I can't handle that.
This is what I can handle: since the year 0--about the time Jesus was born and Hector was a pup--earth has rotated about the sun almost 2014 times. Almost. I can recall, as a school child, calculating that if I lived to be "three score and ten" (three twenties and a ten), it would be the year 2001. It hardly seemed possible. The year 2000 seemed as far away as the south pole! It was like . . . like the age of the dinosaurs. Something incredibly distant. And now we are about to begin the year 2014! (I am a very old turkey!)
Sometimes, when the night is long and I do not sleep, I imagine that the path of the earth through space is something like a corkscrew, or a sine wave, depending from where one imagines oneself viewing. The solar system makes a grand tour of the galaxy, and we swing around the sun as it swings about.
I rode the earth around the sun 14 times before Mari was born. There were no dinosaurs, of course, even then, but there were a fair number of cows and horses, fir trees and halibut and cod fish. That was in Washington State. Mari was in Iowa, where there were cows and horses and bur oaks, and an awful lot of corn and hay. Eventually, and together, we have ridden the sine wave more than thirty times, and almost 14 times beyond the year 2000. It hardly seems possible!
Our sun has circled the galaxy about sixteen times since elementary life first appeared on earth, and human life on earth has existed for just a fraction of one revolution. We are latecomers. Even we old codgers are latecomers, something like a new flicker of light in a firestorm.
How very different from how we were taught to think when we were young and green under the apple boughs! We were taught to think of ourselves as the point of everything, as the focus of everything, as if time were short and space were small.
What is astounding is that we have begun to figure it all out--we corkscrew riders--while having made only a tiny arc about the Milky Way!

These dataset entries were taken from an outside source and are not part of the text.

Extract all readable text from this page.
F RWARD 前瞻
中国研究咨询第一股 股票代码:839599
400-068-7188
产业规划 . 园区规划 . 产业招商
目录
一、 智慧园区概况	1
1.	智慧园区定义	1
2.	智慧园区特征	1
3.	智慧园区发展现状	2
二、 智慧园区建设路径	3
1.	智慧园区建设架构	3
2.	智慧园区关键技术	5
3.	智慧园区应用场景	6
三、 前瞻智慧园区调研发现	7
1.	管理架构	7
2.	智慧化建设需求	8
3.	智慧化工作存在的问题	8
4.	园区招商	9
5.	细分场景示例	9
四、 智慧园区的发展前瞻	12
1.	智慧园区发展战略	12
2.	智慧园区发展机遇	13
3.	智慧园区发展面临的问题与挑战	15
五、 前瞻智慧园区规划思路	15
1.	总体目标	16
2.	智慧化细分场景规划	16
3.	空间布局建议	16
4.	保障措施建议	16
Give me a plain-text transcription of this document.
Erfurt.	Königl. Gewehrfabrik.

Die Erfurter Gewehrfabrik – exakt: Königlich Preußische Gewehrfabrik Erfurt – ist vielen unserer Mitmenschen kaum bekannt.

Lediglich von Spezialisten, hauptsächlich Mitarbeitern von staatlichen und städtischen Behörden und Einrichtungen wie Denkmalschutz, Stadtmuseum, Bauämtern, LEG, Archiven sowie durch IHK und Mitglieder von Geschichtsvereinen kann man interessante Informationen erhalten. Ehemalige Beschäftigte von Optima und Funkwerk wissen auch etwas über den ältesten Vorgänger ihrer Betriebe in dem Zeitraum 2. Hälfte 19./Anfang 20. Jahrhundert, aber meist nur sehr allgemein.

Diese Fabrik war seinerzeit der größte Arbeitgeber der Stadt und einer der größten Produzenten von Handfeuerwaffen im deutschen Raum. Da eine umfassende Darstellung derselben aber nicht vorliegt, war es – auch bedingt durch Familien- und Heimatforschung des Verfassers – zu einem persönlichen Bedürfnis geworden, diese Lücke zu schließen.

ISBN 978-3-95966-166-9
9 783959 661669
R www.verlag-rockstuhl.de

Mari is sitting in the living room with a stack of favorite fabrics on the floor before her: "I could sew from now until this time next year, and not have used all this fabric!" she says. Mari does not measure her life out in galaxies. She focuses on the grandkids, and her friends. It is the same thing. She wants them to have hot pads and stocking caps for when we come to the next corner of the galaxy and swing north; maybe a nice quilt for cold nights, and for color. We are trying to keep things in perspective.
The sun and the moon and the stars do not exist for us, nor we for them, for that matter. We are all star stuff, but here and there the stuff of the stars has come to life, to intelligent life, and to caring life. What delight and glory it is to fall in love with it all, to welcome the sun coming up, and the next visit with those whom we love; maybe with a little gift, and a lot of laughter; almost certainly a bottle of wine!
It has been another lovely sine wave!